Chapter 13, Problem 13.1P

Interpretation Introduction

(a)

Interpretation:

The frequency required to cause spin-flipping in an NMR spectrometer if the magnetic field at the proton is $117,400\text{gauss}$ is to be stated.

Concept introduction:

Many nuclei and electrons have spin. Due to this, spin magnetic moment arises. The energy of this magnetic moment depends on the orientation of the applied magnetic field. In NMR spectroscopy, every nucleus has a spin. There is an angular momentum related to the spin. The difference between its resonance frequency and that of the reference standard is known as the chemical shift of a nucleus.

Answer to Problem 13.1P

The frequency required to cause spin-flipping in an NMR spectrometer if the magnetic field at the proton is $117,400\text{gauss}$ is $500.1\text{MHz}$.

Explanation of Solution

The radio frequency required to cause spin flipping is given by the equation as shown below.

${\nu }_{\text{p}}=\frac{{\gamma }_{\text{H}}}{2\pi }{\text{B}}_{\text{P}}$…(1)

Where,

• ${\nu }_{\text{p}}$ is the radio frequency.

• ${\text{B}}_{\text{P}}$ is the magnetic field at protons.

• ${\gamma }_{\text{H}}$ is the gyromagnetic ratio.

Substitute the value of ${\gamma }_{\text{H}}$ as $26753\text{radians}{\text{gauss}}^{-\text{1}}{\text{s}}^{-\text{1}}$ and value of ${\text{B}}_{\text{P}}$ as $117,400\text{gauss}$ in equation (1) is shown below.

$\begin{array}{rll}{\nu }_{\text{p}}& =& \frac{26753\text{radians}{\text{gauss}}^{-\text{1}}{\text{s}}^{-\text{1}}}{2\times 3.14\text{radians}}\times 117400\text{gauss}\\ & =& \text{500127738}\text{.8}\text{Hz}\times \frac{\text{1}\text{MHz}}{{\text{10}}^{\text{6}}\text{Hz}}\\ & =& \text{500}\text{.1}\text{MHz}\end{array}$

Conclusion

The frequency required to cause spin-flipping in an NMR spectrometer if the magnetic field at the proton is $117,400\text{gauss}$ is found to be $500.1\text{MHz}$.

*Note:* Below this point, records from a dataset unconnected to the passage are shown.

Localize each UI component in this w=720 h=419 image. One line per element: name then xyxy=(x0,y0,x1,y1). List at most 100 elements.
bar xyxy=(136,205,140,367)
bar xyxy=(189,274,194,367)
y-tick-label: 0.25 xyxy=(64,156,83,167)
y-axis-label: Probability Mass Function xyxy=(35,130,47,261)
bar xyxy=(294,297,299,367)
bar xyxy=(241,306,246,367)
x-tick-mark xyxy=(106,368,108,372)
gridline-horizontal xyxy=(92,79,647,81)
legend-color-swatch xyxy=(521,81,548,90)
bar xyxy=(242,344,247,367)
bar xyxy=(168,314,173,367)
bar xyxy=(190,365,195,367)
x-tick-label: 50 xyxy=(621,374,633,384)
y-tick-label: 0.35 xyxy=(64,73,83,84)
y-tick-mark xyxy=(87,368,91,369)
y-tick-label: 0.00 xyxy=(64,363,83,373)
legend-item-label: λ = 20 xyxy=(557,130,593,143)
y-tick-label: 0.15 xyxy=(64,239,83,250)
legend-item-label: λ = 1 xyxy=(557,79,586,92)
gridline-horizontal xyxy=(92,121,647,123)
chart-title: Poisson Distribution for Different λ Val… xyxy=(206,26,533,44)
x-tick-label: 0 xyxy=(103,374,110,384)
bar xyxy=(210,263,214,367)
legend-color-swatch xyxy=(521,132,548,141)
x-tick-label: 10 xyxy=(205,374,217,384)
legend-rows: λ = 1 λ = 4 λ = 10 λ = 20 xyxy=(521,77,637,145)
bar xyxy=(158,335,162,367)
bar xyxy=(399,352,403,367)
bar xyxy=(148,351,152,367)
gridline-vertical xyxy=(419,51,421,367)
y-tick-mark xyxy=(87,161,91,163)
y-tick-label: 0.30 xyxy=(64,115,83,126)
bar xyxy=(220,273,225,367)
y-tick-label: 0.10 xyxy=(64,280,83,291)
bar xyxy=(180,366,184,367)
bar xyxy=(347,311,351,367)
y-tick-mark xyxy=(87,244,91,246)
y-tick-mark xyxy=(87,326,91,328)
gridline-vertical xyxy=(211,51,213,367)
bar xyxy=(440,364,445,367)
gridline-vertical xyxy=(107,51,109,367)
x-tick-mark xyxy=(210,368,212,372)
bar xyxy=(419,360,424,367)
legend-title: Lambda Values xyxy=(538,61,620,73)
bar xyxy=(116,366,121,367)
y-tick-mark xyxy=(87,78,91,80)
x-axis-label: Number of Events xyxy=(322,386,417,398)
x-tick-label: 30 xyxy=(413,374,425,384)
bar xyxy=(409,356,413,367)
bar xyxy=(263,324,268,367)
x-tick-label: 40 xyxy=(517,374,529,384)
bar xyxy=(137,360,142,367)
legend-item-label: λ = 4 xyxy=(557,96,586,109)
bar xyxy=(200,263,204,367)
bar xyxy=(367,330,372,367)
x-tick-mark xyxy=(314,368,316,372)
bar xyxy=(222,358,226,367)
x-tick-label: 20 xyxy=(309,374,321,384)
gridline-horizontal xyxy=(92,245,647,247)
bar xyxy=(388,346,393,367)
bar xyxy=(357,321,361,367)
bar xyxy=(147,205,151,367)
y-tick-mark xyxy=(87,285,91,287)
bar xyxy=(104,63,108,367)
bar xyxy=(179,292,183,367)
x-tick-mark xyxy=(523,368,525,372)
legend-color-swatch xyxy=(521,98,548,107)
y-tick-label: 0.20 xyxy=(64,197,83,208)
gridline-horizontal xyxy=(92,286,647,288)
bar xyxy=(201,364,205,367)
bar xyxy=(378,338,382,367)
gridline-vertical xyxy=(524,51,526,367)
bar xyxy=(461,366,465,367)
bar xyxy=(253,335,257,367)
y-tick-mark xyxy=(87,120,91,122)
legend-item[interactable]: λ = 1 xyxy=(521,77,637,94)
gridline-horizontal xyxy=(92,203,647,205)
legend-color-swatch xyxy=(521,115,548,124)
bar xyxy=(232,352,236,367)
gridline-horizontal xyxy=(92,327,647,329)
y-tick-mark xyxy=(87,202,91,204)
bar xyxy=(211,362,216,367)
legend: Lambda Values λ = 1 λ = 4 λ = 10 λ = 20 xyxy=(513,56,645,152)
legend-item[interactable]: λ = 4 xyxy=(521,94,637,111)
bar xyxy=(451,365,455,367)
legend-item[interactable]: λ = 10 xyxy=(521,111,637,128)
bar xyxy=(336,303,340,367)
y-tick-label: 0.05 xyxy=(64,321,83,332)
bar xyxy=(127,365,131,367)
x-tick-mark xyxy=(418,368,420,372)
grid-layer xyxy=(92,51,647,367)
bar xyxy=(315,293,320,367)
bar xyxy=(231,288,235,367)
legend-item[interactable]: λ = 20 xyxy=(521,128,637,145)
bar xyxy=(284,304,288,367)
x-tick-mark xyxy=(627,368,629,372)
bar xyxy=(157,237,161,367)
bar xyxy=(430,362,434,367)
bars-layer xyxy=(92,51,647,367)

Interpretation Introduction

(b)

Interpretation:

The magnetic field at the proton required to cause spin-flipping in an NMR experiment if frequency imposed on the sample is $900\text{MHz}$ is to be stated.

Concept introduction:

Many nuclei and electrons have spin. Due to this, spin magnetic moment arises. The energy of this magnetic moment depends on the orientation of the applied magnetic field. In NMR spectroscopy, every nucleus has a spin. There is an angular momentum related to the spin. The difference between its resonance frequency and that of the reference standard is known as the chemical shift of a nucleus.

Answer to Problem 13.1P

The magnetic field at the proton required to cause spin-flipping in an NMR experiment if frequency imposed on the sample is $900\text{MHz}$ is $211,266.02\text{gauss}$.

Explanation of Solution

The radio frequency required to cause spin flipping is given by the equation as shown below.

${\nu }_{\text{p}}=\frac{{\gamma }_{\text{H}}}{2\pi }{\text{B}}_{\text{P}}$…(1)

Where,

• ${\nu }_{\text{p}}$ is the radio frequency.

• ${\text{B}}_{\text{P}}$ is the magnetic field at protons.

• ${\gamma }_{\text{H}}$ is the gyromagnetic ratio.

The magnetic field is calculated by the rearranged equation is shown below.

${\text{B}}_{\text{P}}=\frac{2\pi }{{\gamma }_{\text{H}}}{\nu }_{\text{p}}$…(2)

Substitute the value of ${\gamma }_{\text{H}}$ as $26753\text{radians}{\text{gauss}}^{-\text{1}}{\text{s}}^{-\text{1}}$ and value of ${\nu }_{\text{p}}$ as $900\text{MHz}$ in equation (2) is shown below.

$\begin{array}{rll}{\text{B}}_{\text{p}}& =& \frac{2\times 3.14\text{radians}}{26753\text{radians}{\text{gauss}}^{-\text{1}}{\text{s}}^{-\text{1}}}\times 900\times {10}^6\text{Hz}\\ & =& 211,266.02\text{gauss}\end{array}$

Conclusion

The magnetic field at the proton required to cause “spin-flipping” in an NMR experiment if frequency imposed on the sample is $900\text{MHz}$ is found to be $211,266.02\text{gauss}$.